«Pior do que a solidão do poder é a solidão que se segue ao exacto minuto em que se perde o poder – e as imagens de Cristiano Ronaldo a começar os jogos no banco nestas duas últimas rondas de Portugal no Mundial do Qatar são o mais perfeito registo do que sempre acontece quando termina o grande unificador, o poder do chefe da repartição das finanças número 9 de Lisboa ou do outrora melhor jogador do mundo. Nunca há complacência para quem está “no banco” e qualquer humano que esteve numa posição de poder e deixou de estar fica capaz de fazer uma tese de doutoramento sobre o sentido mais puro do efémero e de como é possível passar, num instante, de “bestial a besta”, para usar a frase popular que melhor define estes processos.
As lágrimas de Ronaldo a deixar o campo no seu último Mundial de futebol são outro poderoso símbolo – a queda do ídolo não é diferente da queda dos meros mortais. Por exemplo, na política, com raras excepções, acaba-se sempre mal: restringindo a amostra apenas a recentes primeiros-ministros, Guterres acabou mal, Durão acabou mal, Santana Lopes acabou mal, Sócrates acabou pessimamente, Passos acabou mal sem conseguir segurar o seu governo em 2015.
Na recente entrevista que deu ao podcast de Francisco Pinto Balsemão, o Presidente da República disse que era um solitário e estava cada vez mais solitário “até para se defender”. Em conversa com o meu camarada Vítor Matos, para o trabalho sobre o Presidente da República que está publicado na edição deste domingo, a questão da solidão de Marcelo também veio ao de cima. Vítor Matos, jornalista do Expresso, é autor de uma biografia notável de Marcelo Rebelo de Sousa que, no caso de o Presidente ficar para a História, será leitura obrigatória nas universidades. A questão é que, no momento presente, há dúvidas fundadas sobre se a presidência de Marcelo fica para a História.

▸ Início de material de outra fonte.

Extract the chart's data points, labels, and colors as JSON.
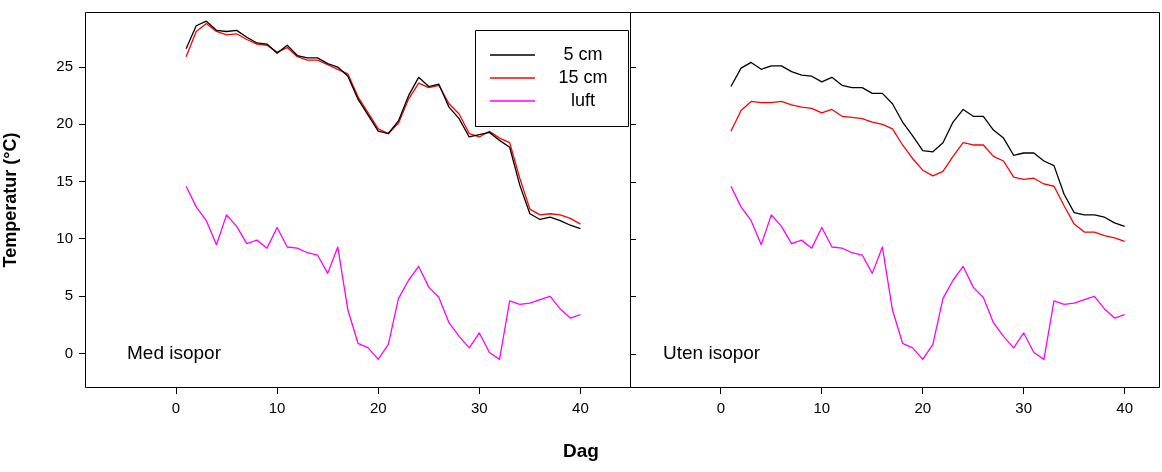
{
  "chart_data": [
    {
      "type": "line",
      "ylabel": "Temperatur (°C)",
      "xlabel": "Dag",
      "annotations": [
        "Med isopor"
      ],
      "legend": "top right",
      "grid": false,
      "marker": "none",
      "line_style": "solid",
      "x": [
        1,
        2,
        3,
        4,
        5,
        6,
        7,
        8,
        9,
        10,
        11,
        12,
        13,
        14,
        15,
        16,
        17,
        18,
        19,
        20,
        21,
        22,
        23,
        24,
        25,
        26,
        27,
        28,
        29,
        30,
        31,
        32,
        33,
        34,
        35,
        36,
        37,
        38,
        39,
        40
      ],
      "xlim": [
        -9,
        45
      ],
      "xticks": [
        0,
        10,
        20,
        30,
        40
      ],
      "ylim": [
        -3,
        29.8
      ],
      "yticks": [
        0,
        5,
        10,
        15,
        20,
        25
      ],
      "series": [
        {
          "name": "5 cm",
          "color": "#000000",
          "values": [
            26.6,
            28.6,
            29.0,
            28.2,
            28.1,
            28.2,
            27.6,
            27.1,
            27.0,
            26.2,
            26.9,
            26.0,
            25.8,
            25.8,
            25.3,
            25.0,
            24.2,
            22.2,
            20.8,
            19.4,
            19.2,
            20.3,
            22.5,
            24.1,
            23.3,
            23.5,
            21.5,
            20.5,
            18.9,
            19.1,
            19.3,
            18.6,
            18.0,
            14.7,
            12.2,
            11.7,
            11.9,
            11.6,
            11.2,
            10.9
          ]
        },
        {
          "name": "15 cm",
          "color": "#ff0000",
          "values": [
            25.9,
            28.1,
            28.8,
            28.1,
            27.8,
            27.9,
            27.4,
            27.0,
            26.9,
            26.3,
            26.7,
            25.9,
            25.6,
            25.6,
            25.2,
            24.8,
            24.4,
            22.4,
            21.0,
            19.6,
            19.2,
            20.1,
            22.2,
            23.6,
            23.2,
            23.4,
            21.8,
            20.9,
            19.2,
            18.9,
            19.4,
            18.8,
            18.4,
            15.3,
            12.6,
            12.1,
            12.2,
            12.1,
            11.8,
            11.3
          ]
        },
        {
          "name": "luft",
          "color": "#ff00ff",
          "values": [
            14.6,
            12.8,
            11.6,
            9.5,
            12.1,
            11.1,
            9.6,
            9.9,
            9.2,
            11.0,
            9.3,
            9.2,
            8.8,
            8.6,
            7.0,
            9.3,
            3.8,
            0.9,
            0.5,
            -0.5,
            0.8,
            4.8,
            6.4,
            7.6,
            5.8,
            4.9,
            2.7,
            1.5,
            0.5,
            1.8,
            0.1,
            -0.5,
            4.6,
            4.3,
            4.4,
            4.7,
            5.0,
            3.9,
            3.1,
            3.4
          ]
        }
      ]
    },
    {
      "type": "line",
      "annotations": [
        "Uten isopor"
      ],
      "grid": false,
      "marker": "none",
      "line_style": "solid",
      "tick_labels": "x",
      "x": [
        1,
        2,
        3,
        4,
        5,
        6,
        7,
        8,
        9,
        10,
        11,
        12,
        13,
        14,
        15,
        16,
        17,
        18,
        19,
        20,
        21,
        22,
        23,
        24,
        25,
        26,
        27,
        28,
        29,
        30,
        31,
        32,
        33,
        34,
        35,
        36,
        37,
        38,
        39,
        40
      ],
      "xlim": [
        -9,
        43.5
      ],
      "xticks": [
        0,
        10,
        20,
        30,
        40
      ],
      "ylim": [
        -3,
        29.8
      ],
      "yticks": [
        0,
        5,
        10,
        15,
        20,
        25
      ],
      "series": [
        {
          "color": "#000000",
          "values": [
            23.3,
            24.9,
            25.4,
            24.8,
            25.1,
            25.1,
            24.6,
            24.3,
            24.2,
            23.7,
            24.1,
            23.4,
            23.2,
            23.2,
            22.7,
            22.7,
            21.8,
            20.2,
            19.0,
            17.7,
            17.6,
            18.4,
            20.2,
            21.3,
            20.7,
            20.7,
            19.5,
            18.8,
            17.3,
            17.5,
            17.5,
            16.8,
            16.4,
            13.9,
            12.3,
            12.1,
            12.1,
            11.9,
            11.4,
            11.1
          ]
        },
        {
          "color": "#ff0000",
          "values": [
            19.4,
            21.2,
            22.0,
            21.9,
            21.9,
            22.0,
            21.7,
            21.5,
            21.4,
            21.0,
            21.3,
            20.7,
            20.6,
            20.5,
            20.2,
            20.0,
            19.6,
            18.2,
            17.0,
            16.0,
            15.5,
            15.9,
            17.2,
            18.4,
            18.2,
            18.2,
            17.2,
            16.8,
            15.4,
            15.2,
            15.3,
            14.8,
            14.6,
            12.9,
            11.3,
            10.6,
            10.6,
            10.3,
            10.1,
            9.8
          ]
        },
        {
          "color": "#ff00ff",
          "values": [
            14.6,
            12.8,
            11.6,
            9.5,
            12.1,
            11.1,
            9.6,
            9.9,
            9.2,
            11.0,
            9.3,
            9.2,
            8.8,
            8.6,
            7.0,
            9.3,
            3.8,
            0.9,
            0.5,
            -0.5,
            0.8,
            4.8,
            6.4,
            7.6,
            5.8,
            4.9,
            2.7,
            1.5,
            0.5,
            1.8,
            0.1,
            -0.5,
            4.6,
            4.3,
            4.4,
            4.7,
            5.0,
            3.9,
            3.1,
            3.4
          ]
        }
      ]
    }
  ]
}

Vítor Matos argumentava que boa parte dos problemas do Presidente se deve ao seu desejo absoluto de solidão. “Está cada vez mais sozinho, não tem assessores de imprensa”, dizia o Vítor. O facto de não ter assessores de imprensa fará de Marcelo um caso único nos gabinetes de chefes de Estado de todo o mundo ou, pelo menos, das democracias ocidentais.
Marcelo está evidentemente a confundir “a solidão do poder” com “a solidão no poder”. A “solidão do poder” foi particularmente sentida por Jorge Sampaio quando, contra a vontade da sua família política, o PS, da esquerda e de boa parte do PSD, decidiu empossar Pedro Santana Lopes como primeiro-ministro em 2004 sem convocar eleições antecipadas. A dura decisão foi tomada contra a opinião de quase todos os seus conselheiros, com a excepção de Magalhães e Silva. É dos casos da história portuguesa recente em que a solidão do poder foi mais simbolicamente protagonizada pelo chefe de Estado.
Agora, o facto é que Jorge Sampaio tinha um grupo de amigos próximos – alguns deles trabalhavam em Belém – com quem se aconselhava politicamente. O mesmo com Mário Soares: Soares Presidente sempre decidiu o que entendia, mas tinha conselheiros que ouvia.
Marcelo ouve alguém? Tem um grupo de conselheiros que lhe digam tudo o que ele não quer ouvir? A ideia é que não – e a entrevista a Pinto Balsemão confirma-o. Marcelo diz que está sozinho “para se defender”. O problema é que o outrora consensual Marcelo, amado à esquerda e à direita, já deixou de o ser – ao ponto de nos últimos tempos ter sido mesmo o PS ou o primeiro-ministro a vir em defesa do Presidente da República. Foi Marcelo, antes das presidenciais de 2016, a dizer que o Presidente tende a “apagar-se” quando há uma maioria absoluta. A tendência tem que ser invertida porque é exactamente nestas circunstâncias que o povo precisa mais do chefe de Estado.»